Visualization by digital holographic interferometry of flux velocity effect in cross-flow reverse osmosis

Abstract

Digital holographic interferometry (DHI) allows interferometric fringe patterns to be obtained, that are indicative of changes in the optical path followed by the light, and are related to changes in the refractive index. In the case of the appearance of the polarization concentration layer during the reverse osmosis process, changes in the concentration distribution, and therefore in the refractive index distribution, can be visualized as an interference fringe pattern. The phenomenon called concentration polarization occurs as filtration proceeds and the solute rejected by the membrane builds up a layer of high concentration near the membrane surface. The formation and development of the concentration polarization layer in the RO process will decrease the effective water filtration driving force and therefore, will decrease the permeate flux. To reduce or control concentration polarization many possible methods have been considered, one of them is the increase of shear at the membrane surface using a greater cross-flow velocity. In this work, DHI has been used to visualize the effect of cross-flow velocity during reverse osmosis of salts.
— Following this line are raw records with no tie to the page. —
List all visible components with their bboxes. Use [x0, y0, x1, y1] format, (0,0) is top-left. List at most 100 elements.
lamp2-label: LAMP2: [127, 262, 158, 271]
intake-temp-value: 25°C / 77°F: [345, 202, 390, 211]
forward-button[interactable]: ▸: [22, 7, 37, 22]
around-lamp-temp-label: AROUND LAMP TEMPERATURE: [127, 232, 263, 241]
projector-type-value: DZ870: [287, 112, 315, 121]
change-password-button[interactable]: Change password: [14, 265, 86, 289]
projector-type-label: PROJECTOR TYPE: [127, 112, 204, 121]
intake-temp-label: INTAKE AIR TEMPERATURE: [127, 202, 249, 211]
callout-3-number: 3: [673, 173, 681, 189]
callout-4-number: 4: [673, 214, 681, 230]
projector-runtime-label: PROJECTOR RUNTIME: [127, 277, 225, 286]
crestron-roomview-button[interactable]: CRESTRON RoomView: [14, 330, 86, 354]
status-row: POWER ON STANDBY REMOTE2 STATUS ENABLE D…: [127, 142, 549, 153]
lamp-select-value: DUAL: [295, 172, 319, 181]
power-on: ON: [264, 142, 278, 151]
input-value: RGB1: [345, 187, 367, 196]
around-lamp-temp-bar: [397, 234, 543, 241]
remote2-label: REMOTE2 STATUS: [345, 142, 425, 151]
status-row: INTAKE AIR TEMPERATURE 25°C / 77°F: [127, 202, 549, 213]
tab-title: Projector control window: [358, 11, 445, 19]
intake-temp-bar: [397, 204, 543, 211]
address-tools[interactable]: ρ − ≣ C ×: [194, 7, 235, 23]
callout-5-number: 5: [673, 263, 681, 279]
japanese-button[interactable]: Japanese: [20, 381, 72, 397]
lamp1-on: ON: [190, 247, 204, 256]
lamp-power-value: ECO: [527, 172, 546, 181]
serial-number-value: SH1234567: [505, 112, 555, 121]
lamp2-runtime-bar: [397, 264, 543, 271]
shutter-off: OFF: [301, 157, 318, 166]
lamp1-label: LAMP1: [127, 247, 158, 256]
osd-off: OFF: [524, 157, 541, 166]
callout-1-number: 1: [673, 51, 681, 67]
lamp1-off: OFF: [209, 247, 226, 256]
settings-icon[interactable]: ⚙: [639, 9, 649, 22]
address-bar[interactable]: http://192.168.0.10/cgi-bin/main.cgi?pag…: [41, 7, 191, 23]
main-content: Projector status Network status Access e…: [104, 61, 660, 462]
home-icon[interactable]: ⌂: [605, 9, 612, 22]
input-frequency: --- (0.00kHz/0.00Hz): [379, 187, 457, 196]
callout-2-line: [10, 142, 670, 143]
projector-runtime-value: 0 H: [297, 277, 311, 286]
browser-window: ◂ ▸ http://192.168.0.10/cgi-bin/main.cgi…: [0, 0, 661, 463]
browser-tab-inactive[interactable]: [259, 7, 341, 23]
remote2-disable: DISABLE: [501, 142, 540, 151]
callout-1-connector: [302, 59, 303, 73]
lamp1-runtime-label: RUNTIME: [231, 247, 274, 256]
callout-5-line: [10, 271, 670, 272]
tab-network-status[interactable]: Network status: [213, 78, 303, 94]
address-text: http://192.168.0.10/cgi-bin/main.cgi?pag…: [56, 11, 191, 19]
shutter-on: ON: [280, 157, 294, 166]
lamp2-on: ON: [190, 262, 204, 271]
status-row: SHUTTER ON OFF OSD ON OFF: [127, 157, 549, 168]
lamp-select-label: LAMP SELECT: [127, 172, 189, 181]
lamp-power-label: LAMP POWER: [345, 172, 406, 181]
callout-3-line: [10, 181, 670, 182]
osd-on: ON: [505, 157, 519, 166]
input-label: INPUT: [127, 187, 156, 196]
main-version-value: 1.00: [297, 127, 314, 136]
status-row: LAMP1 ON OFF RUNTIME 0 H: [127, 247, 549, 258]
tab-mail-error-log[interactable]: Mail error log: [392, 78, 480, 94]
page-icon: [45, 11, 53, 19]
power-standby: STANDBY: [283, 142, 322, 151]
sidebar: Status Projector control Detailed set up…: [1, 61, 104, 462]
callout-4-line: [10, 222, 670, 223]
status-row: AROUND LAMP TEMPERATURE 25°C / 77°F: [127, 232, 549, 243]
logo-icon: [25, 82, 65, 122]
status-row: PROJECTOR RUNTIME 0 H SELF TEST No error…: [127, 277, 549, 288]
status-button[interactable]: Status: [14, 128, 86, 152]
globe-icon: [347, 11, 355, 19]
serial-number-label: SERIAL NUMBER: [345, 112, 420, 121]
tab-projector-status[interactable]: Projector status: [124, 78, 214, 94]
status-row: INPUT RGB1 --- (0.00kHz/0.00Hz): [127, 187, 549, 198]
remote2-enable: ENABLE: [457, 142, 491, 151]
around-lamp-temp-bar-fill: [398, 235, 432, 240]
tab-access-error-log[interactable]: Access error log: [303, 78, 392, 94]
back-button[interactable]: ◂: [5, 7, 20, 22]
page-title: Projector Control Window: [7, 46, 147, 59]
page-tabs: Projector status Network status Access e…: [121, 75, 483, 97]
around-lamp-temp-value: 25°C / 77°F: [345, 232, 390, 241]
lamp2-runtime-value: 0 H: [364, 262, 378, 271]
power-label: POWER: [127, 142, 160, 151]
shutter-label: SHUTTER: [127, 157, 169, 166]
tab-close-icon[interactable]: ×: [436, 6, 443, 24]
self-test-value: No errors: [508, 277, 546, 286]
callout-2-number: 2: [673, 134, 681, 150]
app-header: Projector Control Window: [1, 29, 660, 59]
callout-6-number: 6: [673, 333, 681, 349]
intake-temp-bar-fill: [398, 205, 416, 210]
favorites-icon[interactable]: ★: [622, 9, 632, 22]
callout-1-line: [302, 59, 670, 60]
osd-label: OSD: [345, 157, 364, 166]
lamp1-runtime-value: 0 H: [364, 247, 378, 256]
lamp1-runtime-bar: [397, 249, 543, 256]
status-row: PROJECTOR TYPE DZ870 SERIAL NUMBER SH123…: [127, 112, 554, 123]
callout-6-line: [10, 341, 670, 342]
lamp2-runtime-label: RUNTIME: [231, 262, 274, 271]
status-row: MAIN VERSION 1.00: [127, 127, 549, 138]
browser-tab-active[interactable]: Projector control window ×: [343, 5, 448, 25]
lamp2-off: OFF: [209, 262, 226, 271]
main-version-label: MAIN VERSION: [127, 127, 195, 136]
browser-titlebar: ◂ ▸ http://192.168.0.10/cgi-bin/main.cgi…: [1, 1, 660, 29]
All the experiments were carried out at a constant pressure of 6 bar, using a special module designed with transparent windows to observe the membrane surface. In all experiments a thin film reverse osmosis membrane was used. Two solutes (NaCl and Na2SO4), with different feed concentration (3.5 - 8.5 kg/m3) and different cross-flow velocities (0.002 - 0.017 m/s) (Re = 10 - 77) were used. In every run, the module was filled with the salt solution. The reference state (recorded by a CCD camera) was obtained with the salt solution flowing at the initial cross-flow velocity without pressure. During the reverse osmosis process, different fringe patterns were digitally reconstructed. In all runs, the higher the cross-flow velocity, the lesser the number of interference fringes that appears, showing that the concentration polarization has a minor effect. When higher cross-flow velocities (which reduce the concentration polarization layer) were used, the permeate flux increased.